Probably the best way to use up any leftover risotto. You can use most leftover risotto for this, but take out any larger fillings to cut them into small pieces before adding them back to the cold risotto. This to avoid the balls falling apart while forming or frying. For this recipe, I prefer the use of risotto with herbs, Parmesan risotto (then leave out the Parmesan cheese in the recipe) or mushroom risotto, but made with finely chopped mushrooms.
- 2 cups leftover risotto
- 1/3rd cup grated Parmesan cheese
- 1/2 tsp coarsely ground sea salt
- 1 ball buffala mozzarella
- 1 egg
- 100gr fine breadcrumbs
Makes approximately 15-20
Drain the mozzarella from the liquid it is kept in. Cut the mozzarella into 1cm cubes. You should get about 15-20 out of one mozzarella ball.
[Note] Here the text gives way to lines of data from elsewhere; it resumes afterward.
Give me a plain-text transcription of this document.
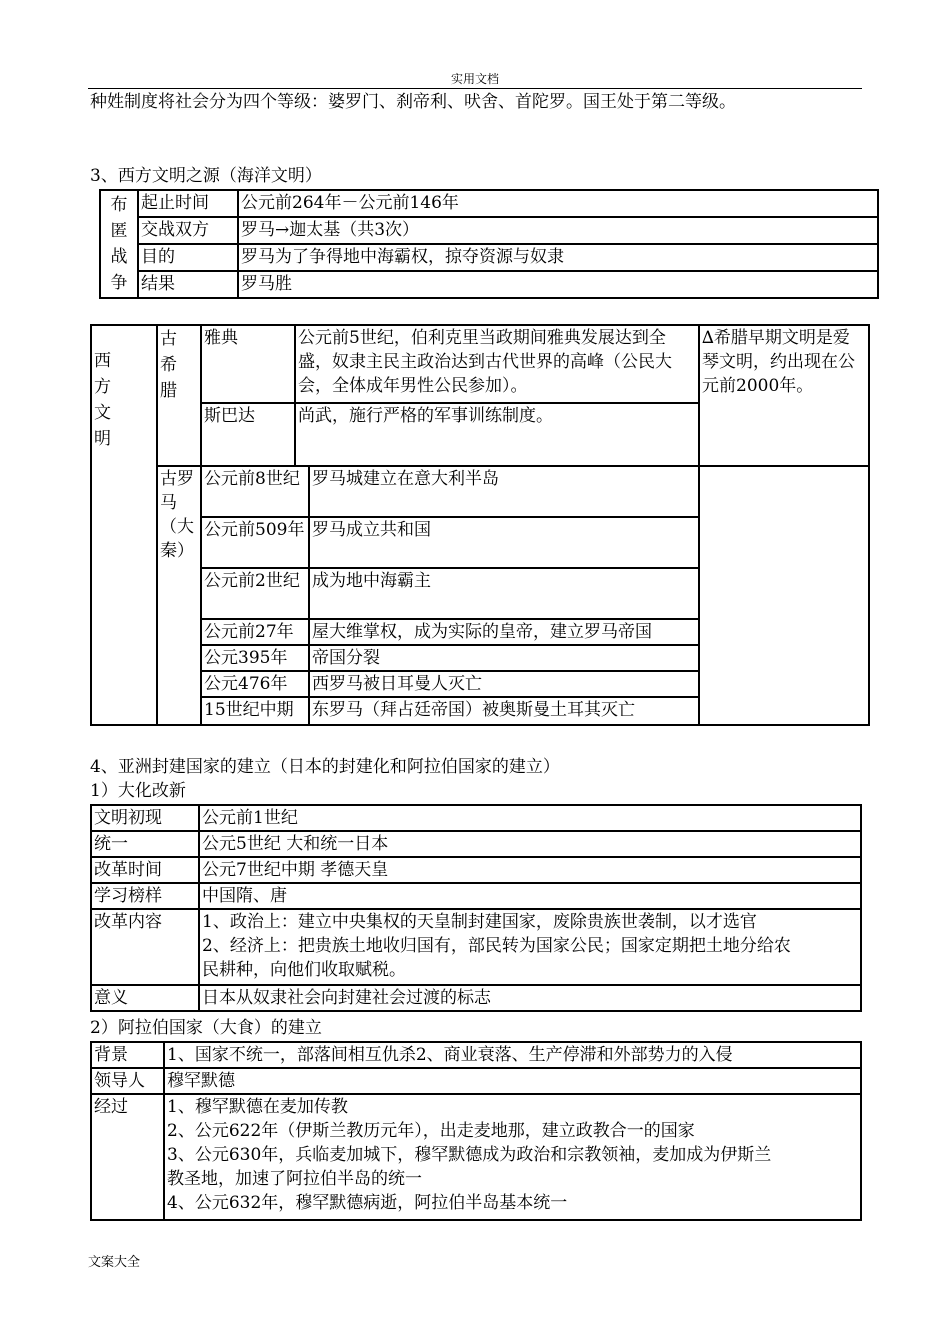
实用文档
种姓制度将社会分为四个等级：婆罗门、刹帝利、吠舍、首陀罗。国王处于第二等级。
3、西方文明之源（海洋文明）
布匿战争	起止时间	公元前264年－公元前146年
	交战双方	罗马→迦太基（共3次）
	目的	罗马为了争得地中海霸权，掠夺资源与奴隶
	结果	罗马胜
西方文明	古希腊	雅典	公元前5世纪，伯利克里当政期间雅典发展达到全盛，奴隶主民主政治达到古代世界的高峰（公民大会，全体成年男性公民参加）。		∆希腊早期文明是爱琴文明，约出现在公元前2000年。
		斯巴达	尚武，施行严格的军事训练制度。		

	古罗马（大秦）	公元前8世纪		罗马城建立在意大利半岛	
		公元前509年		罗马成立共和国	
		公元前2世纪		成为地中海霸主	
		公元前27年		屋大维掌权，成为实际的皇帝，建立罗马帝国	
		公元395年		帝国分裂	
		公元476年		西罗马被日耳曼人灭亡	
		15世纪中期		东罗马（拜占廷帝国）被奥斯曼土耳其灭亡	
4、亚洲封建国家的建立（日本的封建化和阿拉伯国家的建立）
1）大化改新
文明初现	公元前1世纪
统一	公元5世纪 大和统一日本
改革时间	公元7世纪中期 孝德天皇
学习榜样	中国隋、唐
改革内容	1、政治上：建立中央集权的天皇制封建国家，废除贵族世袭制，以才选官
2、经济上：把贵族土地收归国有，部民转为国家公民；国家定期把土地分给农
民耕种，向他们收取赋税。

意义	日本从奴隶社会向封建社会过渡的标志
2）阿拉伯国家（大食）的建立
背景	1、国家不统一，部落间相互仇杀2、商业衰落、生产停滞和外部势力的入侵
领导人	穆罕默德
经过	1、穆罕默德在麦加传教
2、公元622年（伊斯兰教历元年），出走麦地那，建立政教合一的国家
3、公元630年，兵临麦加城下，穆罕默德成为政治和宗教领袖，麦加成为伊斯兰
教圣地，加速了阿拉伯半岛的统一
4、公元632年，穆罕默德病逝，阿拉伯半岛基本统一
文案大全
Combine the risotto, Parmesan cheese and salt. Spread the breadcrumbs out over a plate.
Make your hands wet, this will keep the risotto from sticking to your hands like crazy, which results in the balls being torn apart while forming, or you get really big balls and you cannot get as many from a single batch.
Take a tablespoon (the baking kind of tablespoon size, else use a heaped up large teaspoon) of the risotto and push it out into a thin round on the palm of your left hand. Take a mozzarella cube and place it in the middle of the circle. Form the risotto around it, leaving no gaps. Toss the ball onto the breadcrumb plate while you make a new risotto ball. You should be able to make about 4-5 before your hands would start sticking again and you need to wetten your hands again. This would be a good time to first roll all the 4-5 balls you made around on the plate of breadcrumbs and setting the balls aside on a plate.
Now wetten your hands again to make another 4-5 balls… and so on until you run out of risotto (should you first run out of mozzarella, you can make smaller balls without filling too).
Deep fry the risotto balls, about 10 at a time depending on the size of your frying pan/deep fryer, on 180°C for 4 minutes. Drain on some kitchen paper and serve piping hot.
You can freeze them prior to frying. Fry them from their frozen state for 4-5 minutes on 180°C.